Positive Bilanz zu Pilotprojekt mit autonomem Shuttle
Der Fahrer ist nur noch zur Sicherheit an Bord: Der Rhein-Main-Verkehrsverbund hat autonome Minishuttles nun an mehreren Orten getestet. Der nächste Schritt ist für den Winter geplant.
Frankfurt/Main (dpa/lhe) - Ein Pilotprojekt mit selbstfahrenden Minibussen in Frankfurt ist aus Sicht der Organisatoren positiv verlaufen. Mehr als 2700 Fahrgäste seien binnen eines Jahres transportiert worden, teilten der Rhein-Main-Verkehrsverbund (RMV) und die Frankfurter Verkehrsgesellschaft (VGF) am Freitag mit. Die elektrisch betriebenen Minibusse können noch bis 31. Oktober kostenlos im Stadtteil Riederwald per App gebucht werden.
An Bord ist zur Sicherheit noch ein Operator genannter Fahrer, der Minibus ist auch nur mit maximal 20 Stundenkilometern unterwegs. Der Pilotversuch bildete den Abschluss einer Reihe von Projekten mit autonom fahrenden Shuttles des RMV. Sie waren unter anderem bereits am Frankfurter Mainufer, in Wiesbaden, am Kloster Eberbach (Rheingau-Taunus-Kreis) und in Bad Soden-Salmünster (Main-Kinzig-Kreis) im Einsatz.
Nach Ende des Projekts im Riederwald sollen die Erkenntnisse mit denen aus den anderen Pilotversuchen ausgewertet werden, kündigte der RMV an. Der Pilotversuch im Riederwald kostete den Angaben zufolge rund 1,2 Millionen Euro, 70 Prozent davon stammen aus EU-Fördergeldern.

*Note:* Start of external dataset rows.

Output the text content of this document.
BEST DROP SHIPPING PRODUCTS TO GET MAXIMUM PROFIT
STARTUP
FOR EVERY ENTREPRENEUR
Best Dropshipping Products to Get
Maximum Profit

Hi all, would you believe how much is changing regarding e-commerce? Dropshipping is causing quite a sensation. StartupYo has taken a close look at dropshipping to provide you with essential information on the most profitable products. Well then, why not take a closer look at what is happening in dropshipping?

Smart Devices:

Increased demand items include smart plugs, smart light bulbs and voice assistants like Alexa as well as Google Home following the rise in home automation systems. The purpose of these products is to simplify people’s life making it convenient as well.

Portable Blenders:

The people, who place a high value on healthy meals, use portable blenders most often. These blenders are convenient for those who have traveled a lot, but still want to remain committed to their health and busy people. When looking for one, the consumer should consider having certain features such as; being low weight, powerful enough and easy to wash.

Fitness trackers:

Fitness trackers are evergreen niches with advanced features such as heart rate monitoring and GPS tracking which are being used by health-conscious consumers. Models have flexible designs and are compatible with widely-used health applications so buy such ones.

Dabei ist es auch zu Nutzungen jenseits der Idee gekommen, sich zur nächsten U-Bahn-Haltestelle bringen zu lassen, wie der Frankfurter Mobilitätsdezernent Wolfgang Siefert (Grüne) sagte. So hätten ältere Menschen den Minibus genutzt, um zum Supermarkt und zurückzufahren. Autonomes Fahren ist laut Siefert angesichts von Fachkräftemangel eine Technologie, die dringend weiter getestet und entwickelt werden sollte. Ohne Fördermittel sei dies allerdings im öffentlichen Nahverkehr nicht zu verwirklichen.
Ein weiteres Pilotvorhaben mit autonomem Fahren ist in Darmstadt geplant. Der RMV will dort gemeinsam mit der Deutschen Bahn autonome Autos als Teil des öffentlichen Nahverkehrs einsetzen, sie sollen mit normaler Geschwindigkeit unterwegs sein. Auch sie sollen per App bestellbar sein. Später soll der Landkreis Offenbach miteinbezogen werden. Das Projekt hatte sich zuletzt verzögert und soll nun nach RMV-Angaben kommenden Winter beginnen. Zunächst sollen ein bis zwei autonome Fahrzeuge noch mit Fahrer in Darmstadt unterwegs sein, um die Umgebung kennenzulernen.